UIC’s CCTS was first funded by the NIH in 2009 as part of the Clinical and Translational Science Award (CTSA) program. The CTSA network of over 60 medical research institutions- known as hubs- enables research teams to tackle scientific and operational challenges in clinical and translational research that are addressed best by collaborative work that accelerates the research process, enabling scientific discoveries to reach patients and populations faster. CTSA hubs collaborate locally and nationally to catalyze innovation in training, research tools and best research processes.
As UIC’s hub for clinical and translational health research, the CCTS seeks to improve population health, particularly among minorities and underserved populations. Over the next four years, the UIC CCTS will continue to build on its key strengths, including: developing a diverse clinical translational workforce that can address today's complex health problems, collaborating and engaging with a broad range of stakeholders both locally and nationally, and integrating research discoveries across the full spectrum of clinical science from basic biology to population approaches to reduce disease and improve quality of life.
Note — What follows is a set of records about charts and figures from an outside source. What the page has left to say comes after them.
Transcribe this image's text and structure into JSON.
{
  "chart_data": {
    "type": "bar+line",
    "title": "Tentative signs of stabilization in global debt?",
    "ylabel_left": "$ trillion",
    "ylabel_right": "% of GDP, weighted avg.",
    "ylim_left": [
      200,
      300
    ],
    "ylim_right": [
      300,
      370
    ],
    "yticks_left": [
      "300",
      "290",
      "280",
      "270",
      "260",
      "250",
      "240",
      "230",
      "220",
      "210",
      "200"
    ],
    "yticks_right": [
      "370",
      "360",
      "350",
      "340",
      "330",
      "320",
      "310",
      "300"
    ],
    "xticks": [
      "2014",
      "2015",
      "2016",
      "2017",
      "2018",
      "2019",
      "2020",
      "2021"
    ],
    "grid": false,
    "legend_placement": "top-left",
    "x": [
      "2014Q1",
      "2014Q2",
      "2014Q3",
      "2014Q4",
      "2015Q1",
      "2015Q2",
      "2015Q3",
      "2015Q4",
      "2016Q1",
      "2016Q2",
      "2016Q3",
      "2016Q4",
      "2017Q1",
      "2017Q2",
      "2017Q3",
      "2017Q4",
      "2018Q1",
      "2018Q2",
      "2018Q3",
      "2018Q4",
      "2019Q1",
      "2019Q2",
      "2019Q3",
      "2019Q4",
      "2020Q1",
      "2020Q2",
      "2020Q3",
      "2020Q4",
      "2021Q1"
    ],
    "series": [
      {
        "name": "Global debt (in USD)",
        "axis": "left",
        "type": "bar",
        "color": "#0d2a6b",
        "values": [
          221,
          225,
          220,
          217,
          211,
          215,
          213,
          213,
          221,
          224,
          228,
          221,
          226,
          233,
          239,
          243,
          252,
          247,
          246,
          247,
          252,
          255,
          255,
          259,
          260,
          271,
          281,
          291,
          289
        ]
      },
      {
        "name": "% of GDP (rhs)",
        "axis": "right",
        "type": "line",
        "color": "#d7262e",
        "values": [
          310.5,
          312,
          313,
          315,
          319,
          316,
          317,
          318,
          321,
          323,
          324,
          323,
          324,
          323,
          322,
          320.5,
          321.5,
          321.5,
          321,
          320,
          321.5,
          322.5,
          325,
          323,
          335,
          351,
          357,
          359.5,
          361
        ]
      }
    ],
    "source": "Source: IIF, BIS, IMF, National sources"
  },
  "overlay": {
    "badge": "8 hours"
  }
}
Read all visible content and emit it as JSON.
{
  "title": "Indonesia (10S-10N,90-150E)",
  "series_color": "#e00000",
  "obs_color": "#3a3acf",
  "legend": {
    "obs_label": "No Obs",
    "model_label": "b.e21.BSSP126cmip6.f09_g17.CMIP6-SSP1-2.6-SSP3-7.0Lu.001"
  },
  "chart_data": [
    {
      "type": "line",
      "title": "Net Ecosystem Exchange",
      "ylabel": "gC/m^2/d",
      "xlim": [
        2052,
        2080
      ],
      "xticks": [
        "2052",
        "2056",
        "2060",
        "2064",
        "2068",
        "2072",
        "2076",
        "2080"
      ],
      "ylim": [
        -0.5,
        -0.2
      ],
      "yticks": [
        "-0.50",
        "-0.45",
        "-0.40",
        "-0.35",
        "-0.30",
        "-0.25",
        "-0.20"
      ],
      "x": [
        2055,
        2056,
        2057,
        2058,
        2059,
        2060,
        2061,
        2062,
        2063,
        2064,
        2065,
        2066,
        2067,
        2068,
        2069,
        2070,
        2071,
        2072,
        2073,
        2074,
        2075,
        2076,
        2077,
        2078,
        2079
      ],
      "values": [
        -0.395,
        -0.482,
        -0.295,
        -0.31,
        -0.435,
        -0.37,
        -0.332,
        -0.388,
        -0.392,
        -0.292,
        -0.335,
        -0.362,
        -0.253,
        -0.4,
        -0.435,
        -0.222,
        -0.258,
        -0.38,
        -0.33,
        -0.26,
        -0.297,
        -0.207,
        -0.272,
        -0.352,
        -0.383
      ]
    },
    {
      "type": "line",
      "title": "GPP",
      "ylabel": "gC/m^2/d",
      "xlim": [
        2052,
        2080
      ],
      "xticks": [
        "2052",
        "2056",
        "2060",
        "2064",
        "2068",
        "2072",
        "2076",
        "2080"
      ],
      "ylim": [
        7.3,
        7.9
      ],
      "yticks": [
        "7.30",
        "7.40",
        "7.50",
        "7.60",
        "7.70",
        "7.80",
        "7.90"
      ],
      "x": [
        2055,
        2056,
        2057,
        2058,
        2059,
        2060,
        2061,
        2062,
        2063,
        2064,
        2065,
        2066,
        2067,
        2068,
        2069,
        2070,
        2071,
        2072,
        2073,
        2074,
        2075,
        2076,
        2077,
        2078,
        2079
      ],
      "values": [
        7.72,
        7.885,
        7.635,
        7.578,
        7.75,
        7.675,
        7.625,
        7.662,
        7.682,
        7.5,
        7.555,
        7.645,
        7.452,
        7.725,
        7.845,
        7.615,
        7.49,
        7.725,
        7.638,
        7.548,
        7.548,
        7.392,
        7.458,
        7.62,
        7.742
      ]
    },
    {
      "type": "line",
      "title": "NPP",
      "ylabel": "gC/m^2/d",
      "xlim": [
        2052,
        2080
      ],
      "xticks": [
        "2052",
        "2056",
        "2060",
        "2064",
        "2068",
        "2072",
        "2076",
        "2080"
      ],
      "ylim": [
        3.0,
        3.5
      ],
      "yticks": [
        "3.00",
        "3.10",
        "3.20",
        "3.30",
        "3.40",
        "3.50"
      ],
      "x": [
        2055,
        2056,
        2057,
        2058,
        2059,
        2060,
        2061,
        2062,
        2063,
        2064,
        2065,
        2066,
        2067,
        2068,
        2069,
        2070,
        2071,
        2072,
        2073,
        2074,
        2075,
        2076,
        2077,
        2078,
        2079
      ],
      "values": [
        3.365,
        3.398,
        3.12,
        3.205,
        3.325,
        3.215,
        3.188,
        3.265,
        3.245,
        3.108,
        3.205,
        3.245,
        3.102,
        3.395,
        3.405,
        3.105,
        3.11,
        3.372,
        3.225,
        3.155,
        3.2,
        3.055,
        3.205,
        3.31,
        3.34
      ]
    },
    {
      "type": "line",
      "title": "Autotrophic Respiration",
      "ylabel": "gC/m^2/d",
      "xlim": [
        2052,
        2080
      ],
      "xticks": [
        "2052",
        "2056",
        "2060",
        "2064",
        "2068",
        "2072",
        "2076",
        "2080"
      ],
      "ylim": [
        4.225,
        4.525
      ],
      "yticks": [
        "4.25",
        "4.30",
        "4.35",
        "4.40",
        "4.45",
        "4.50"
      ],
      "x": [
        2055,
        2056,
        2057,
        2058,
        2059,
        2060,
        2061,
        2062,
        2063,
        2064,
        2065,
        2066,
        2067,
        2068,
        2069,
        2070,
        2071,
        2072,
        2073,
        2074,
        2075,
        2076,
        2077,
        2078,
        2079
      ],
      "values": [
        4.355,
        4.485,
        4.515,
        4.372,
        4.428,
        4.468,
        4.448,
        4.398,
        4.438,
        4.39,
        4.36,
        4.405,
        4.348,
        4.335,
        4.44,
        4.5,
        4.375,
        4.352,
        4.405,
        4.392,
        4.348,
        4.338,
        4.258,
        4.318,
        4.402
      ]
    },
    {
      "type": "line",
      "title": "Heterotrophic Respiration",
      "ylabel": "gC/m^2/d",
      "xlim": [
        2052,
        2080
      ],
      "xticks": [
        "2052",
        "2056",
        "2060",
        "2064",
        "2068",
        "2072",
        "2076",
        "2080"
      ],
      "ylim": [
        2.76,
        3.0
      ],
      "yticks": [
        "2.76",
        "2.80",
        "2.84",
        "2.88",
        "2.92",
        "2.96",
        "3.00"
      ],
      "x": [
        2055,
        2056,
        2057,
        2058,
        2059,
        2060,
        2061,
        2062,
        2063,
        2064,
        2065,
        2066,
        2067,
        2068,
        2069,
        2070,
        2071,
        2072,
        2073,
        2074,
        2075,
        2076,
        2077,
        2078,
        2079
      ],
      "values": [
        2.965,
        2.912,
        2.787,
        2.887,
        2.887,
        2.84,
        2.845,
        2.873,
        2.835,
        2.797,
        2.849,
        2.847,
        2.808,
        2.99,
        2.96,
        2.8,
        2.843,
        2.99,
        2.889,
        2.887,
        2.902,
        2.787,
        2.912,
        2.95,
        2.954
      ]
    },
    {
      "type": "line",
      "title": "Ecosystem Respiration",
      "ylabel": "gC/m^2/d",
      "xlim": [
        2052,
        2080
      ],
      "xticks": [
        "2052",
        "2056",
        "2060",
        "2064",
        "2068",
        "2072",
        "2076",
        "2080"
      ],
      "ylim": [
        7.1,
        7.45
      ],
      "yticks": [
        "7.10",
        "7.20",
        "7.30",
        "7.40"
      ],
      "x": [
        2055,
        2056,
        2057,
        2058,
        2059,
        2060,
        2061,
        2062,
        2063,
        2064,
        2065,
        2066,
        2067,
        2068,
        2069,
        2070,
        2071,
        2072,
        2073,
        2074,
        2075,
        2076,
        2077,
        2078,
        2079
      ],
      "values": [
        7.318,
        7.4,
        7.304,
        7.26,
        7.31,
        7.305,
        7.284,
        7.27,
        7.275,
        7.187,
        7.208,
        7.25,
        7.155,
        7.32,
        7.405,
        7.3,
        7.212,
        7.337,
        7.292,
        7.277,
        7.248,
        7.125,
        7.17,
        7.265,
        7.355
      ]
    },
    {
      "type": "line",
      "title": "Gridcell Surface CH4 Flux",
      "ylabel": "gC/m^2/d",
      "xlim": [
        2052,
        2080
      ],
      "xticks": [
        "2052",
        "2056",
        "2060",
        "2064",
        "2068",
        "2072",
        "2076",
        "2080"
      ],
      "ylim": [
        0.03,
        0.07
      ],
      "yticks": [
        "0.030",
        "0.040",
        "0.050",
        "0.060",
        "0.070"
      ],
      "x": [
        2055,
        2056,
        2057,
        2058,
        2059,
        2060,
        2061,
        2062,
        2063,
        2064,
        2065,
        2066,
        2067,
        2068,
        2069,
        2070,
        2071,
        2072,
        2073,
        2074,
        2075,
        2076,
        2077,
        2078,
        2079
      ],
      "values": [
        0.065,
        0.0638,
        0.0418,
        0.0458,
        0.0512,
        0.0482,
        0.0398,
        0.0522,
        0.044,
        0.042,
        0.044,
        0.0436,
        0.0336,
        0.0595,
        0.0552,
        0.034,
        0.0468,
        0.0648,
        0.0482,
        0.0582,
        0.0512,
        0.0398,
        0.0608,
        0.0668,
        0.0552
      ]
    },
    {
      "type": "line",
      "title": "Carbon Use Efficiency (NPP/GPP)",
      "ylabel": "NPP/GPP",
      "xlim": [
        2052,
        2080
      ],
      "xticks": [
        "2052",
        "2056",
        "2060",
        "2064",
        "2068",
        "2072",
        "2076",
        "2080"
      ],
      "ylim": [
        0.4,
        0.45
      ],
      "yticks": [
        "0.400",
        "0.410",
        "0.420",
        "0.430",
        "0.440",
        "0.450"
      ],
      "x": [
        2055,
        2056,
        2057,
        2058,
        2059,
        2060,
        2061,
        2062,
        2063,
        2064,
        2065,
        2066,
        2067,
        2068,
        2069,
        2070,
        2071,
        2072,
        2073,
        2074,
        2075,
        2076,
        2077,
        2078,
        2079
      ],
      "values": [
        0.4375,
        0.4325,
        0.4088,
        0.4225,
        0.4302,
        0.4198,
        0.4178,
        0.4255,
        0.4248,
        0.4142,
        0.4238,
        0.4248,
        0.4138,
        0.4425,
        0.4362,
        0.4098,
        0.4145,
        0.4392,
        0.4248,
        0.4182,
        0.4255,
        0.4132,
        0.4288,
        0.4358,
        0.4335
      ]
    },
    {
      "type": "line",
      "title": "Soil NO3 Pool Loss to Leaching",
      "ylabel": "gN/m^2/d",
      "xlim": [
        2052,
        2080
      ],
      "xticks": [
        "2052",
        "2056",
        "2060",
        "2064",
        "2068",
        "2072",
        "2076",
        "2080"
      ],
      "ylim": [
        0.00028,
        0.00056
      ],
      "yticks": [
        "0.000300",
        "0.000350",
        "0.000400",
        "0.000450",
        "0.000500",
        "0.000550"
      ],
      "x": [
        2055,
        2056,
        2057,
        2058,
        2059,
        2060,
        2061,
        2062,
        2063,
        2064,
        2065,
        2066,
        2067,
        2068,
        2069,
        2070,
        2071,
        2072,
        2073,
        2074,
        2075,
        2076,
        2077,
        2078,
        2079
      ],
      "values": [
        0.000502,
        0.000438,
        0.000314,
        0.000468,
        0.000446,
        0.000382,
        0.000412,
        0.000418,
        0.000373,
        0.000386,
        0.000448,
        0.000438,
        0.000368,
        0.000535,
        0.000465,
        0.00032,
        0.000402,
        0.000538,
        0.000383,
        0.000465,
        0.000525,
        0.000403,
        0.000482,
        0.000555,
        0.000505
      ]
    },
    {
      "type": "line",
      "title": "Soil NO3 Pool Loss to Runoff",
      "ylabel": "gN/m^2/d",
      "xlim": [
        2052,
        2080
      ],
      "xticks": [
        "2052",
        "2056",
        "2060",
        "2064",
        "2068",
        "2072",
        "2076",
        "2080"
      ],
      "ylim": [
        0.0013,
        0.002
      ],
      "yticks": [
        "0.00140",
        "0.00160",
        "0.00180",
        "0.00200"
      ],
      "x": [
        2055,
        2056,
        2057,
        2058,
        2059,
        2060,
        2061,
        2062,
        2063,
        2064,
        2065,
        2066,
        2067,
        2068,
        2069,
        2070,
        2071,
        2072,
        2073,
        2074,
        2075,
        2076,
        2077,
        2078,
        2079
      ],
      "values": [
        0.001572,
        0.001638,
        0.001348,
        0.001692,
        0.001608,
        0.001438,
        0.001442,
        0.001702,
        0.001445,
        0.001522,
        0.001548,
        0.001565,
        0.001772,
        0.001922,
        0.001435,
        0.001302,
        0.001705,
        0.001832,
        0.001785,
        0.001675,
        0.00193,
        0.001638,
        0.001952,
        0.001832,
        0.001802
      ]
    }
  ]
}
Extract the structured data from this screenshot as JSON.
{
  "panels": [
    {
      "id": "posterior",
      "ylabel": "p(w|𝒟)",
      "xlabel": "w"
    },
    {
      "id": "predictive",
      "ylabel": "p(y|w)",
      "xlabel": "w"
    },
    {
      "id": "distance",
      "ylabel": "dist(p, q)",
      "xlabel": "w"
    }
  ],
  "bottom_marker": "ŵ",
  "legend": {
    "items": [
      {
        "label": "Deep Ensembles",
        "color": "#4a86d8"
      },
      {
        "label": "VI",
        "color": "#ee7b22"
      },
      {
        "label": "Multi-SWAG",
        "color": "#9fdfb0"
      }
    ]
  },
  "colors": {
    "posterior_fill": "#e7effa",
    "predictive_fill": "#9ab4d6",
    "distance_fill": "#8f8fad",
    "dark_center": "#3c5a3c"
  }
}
These strengths will allow UIC researchers to make real-world advances in health and health care.
As one of the few U.S. universities with the full range of health science colleges- including the largest medical college in the country- UIC has provided fertile ground for the establishment and growth of the CCTS. The vibrancy of this broad range of expertise is reflected by leadership of the CCTS that spans multiple colleges, including Medicine, Dentistry, Pharmacy, Nursing, Applied Health Sciences, Urban Planning and Public Affairs, and Public Health. Drs. Robin Mermelstein and Larry Tobacman are the CCTS Co-Directors. As well-established, internationally recognized senior investigators with a track record of high NIH funding, they provide the leadership necessary to create effective research collaborations. They are also committed to UIC’s mission to serve the city of Chicago as the premier urban-serving public research university in the United States.